In 2019, the Independent Communications Authority of South Africa found privately owned PostNet contravened the Postal Services Act by transporting and delivering small parcels weighing 1 kg or less. This after SAPO lodged a formal complaint with ICASA in 2018. In its ruling, ICASA stated the delivery of small packages was a “reserved” service and that SAPO was the only institution licenced to deliver such parcels. ICASA further found that, limiting the delivery of small parcels to SAPO only is constitutionally justifiable.
Currently, various private courier companies have joined forces with PostNet to take ICASA’s finding on review before the High Court. Should the High Court rule in SAPO’s favour, it could have a dramatic impact on the way we send and receive goods. Here’s how the Postal Services Act of 1998 could affect you:
- SAPO says the average time it takes for the delivery of domestic parcels is six working days. This effectively means the average delivery time of two to three working days that most courier services offer will be doubled.

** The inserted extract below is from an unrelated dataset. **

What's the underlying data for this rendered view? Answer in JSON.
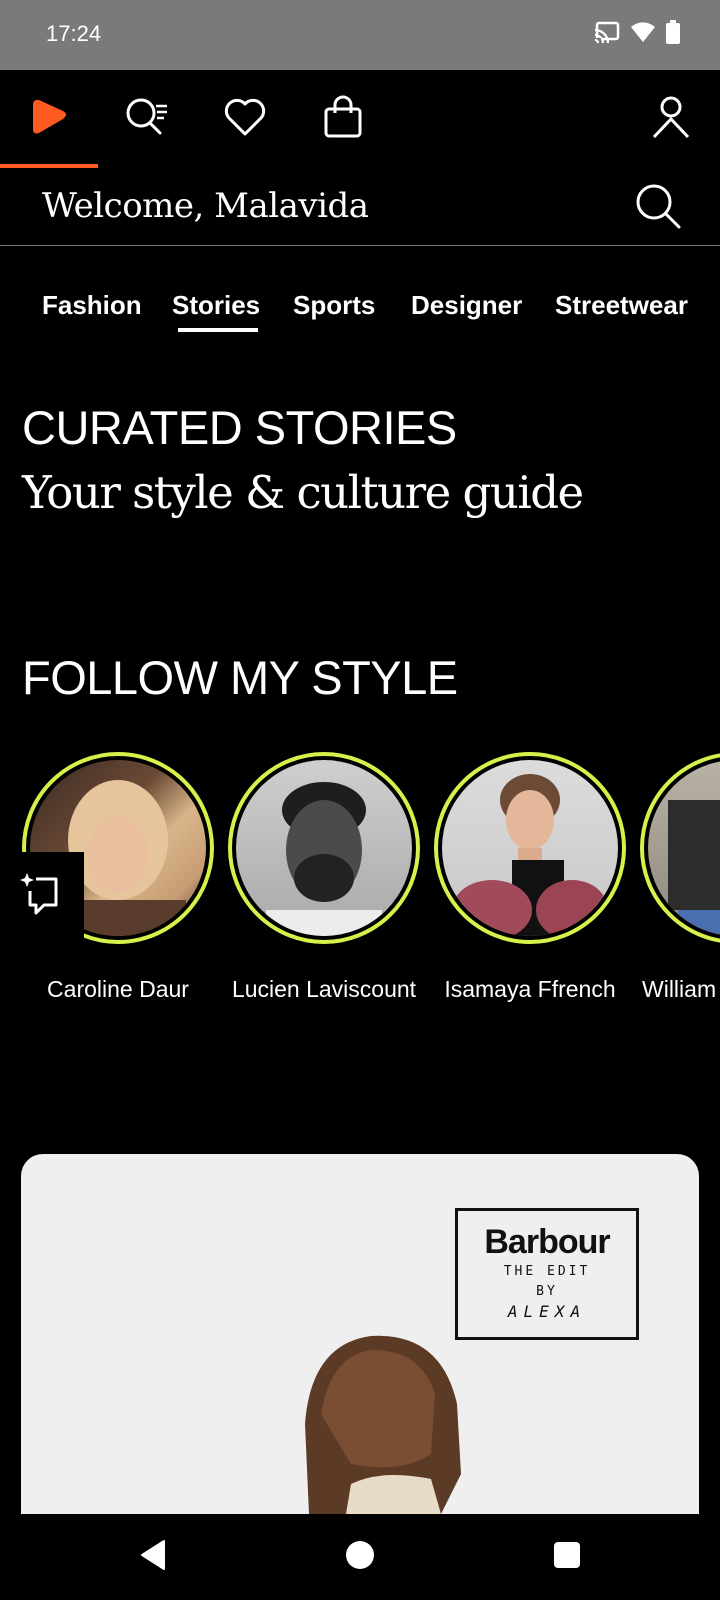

- The following items will have to be delivered by the SA Post Office:
- All letters, postcards, printed matter. This EXCLUDES newspapers and periodicals, unaddressed mail, legal court documents, trade announcements, circulars, printed extracts from newspapers or advertisements not addressed to a specific person.
- Small parcels weighing 1 kg or less which can fit into a box measuring 458 mmm (l) by 324 mm (w) by 100 mm (h).
- Based on the above criteria, valuable items such as cell phones, smaller gadgets, credit and debit cards and passports will have to be sent via SAPO.
- Private senders such as individuals providing goods from home such as make-up, mechanical components and other small items won’t be able to use courier services to send their goods. This will also apply to small businesses.
- The Postal Services Act does not include the delivery of food items via food delivery services, meaning fast food deliveries won’t be affected.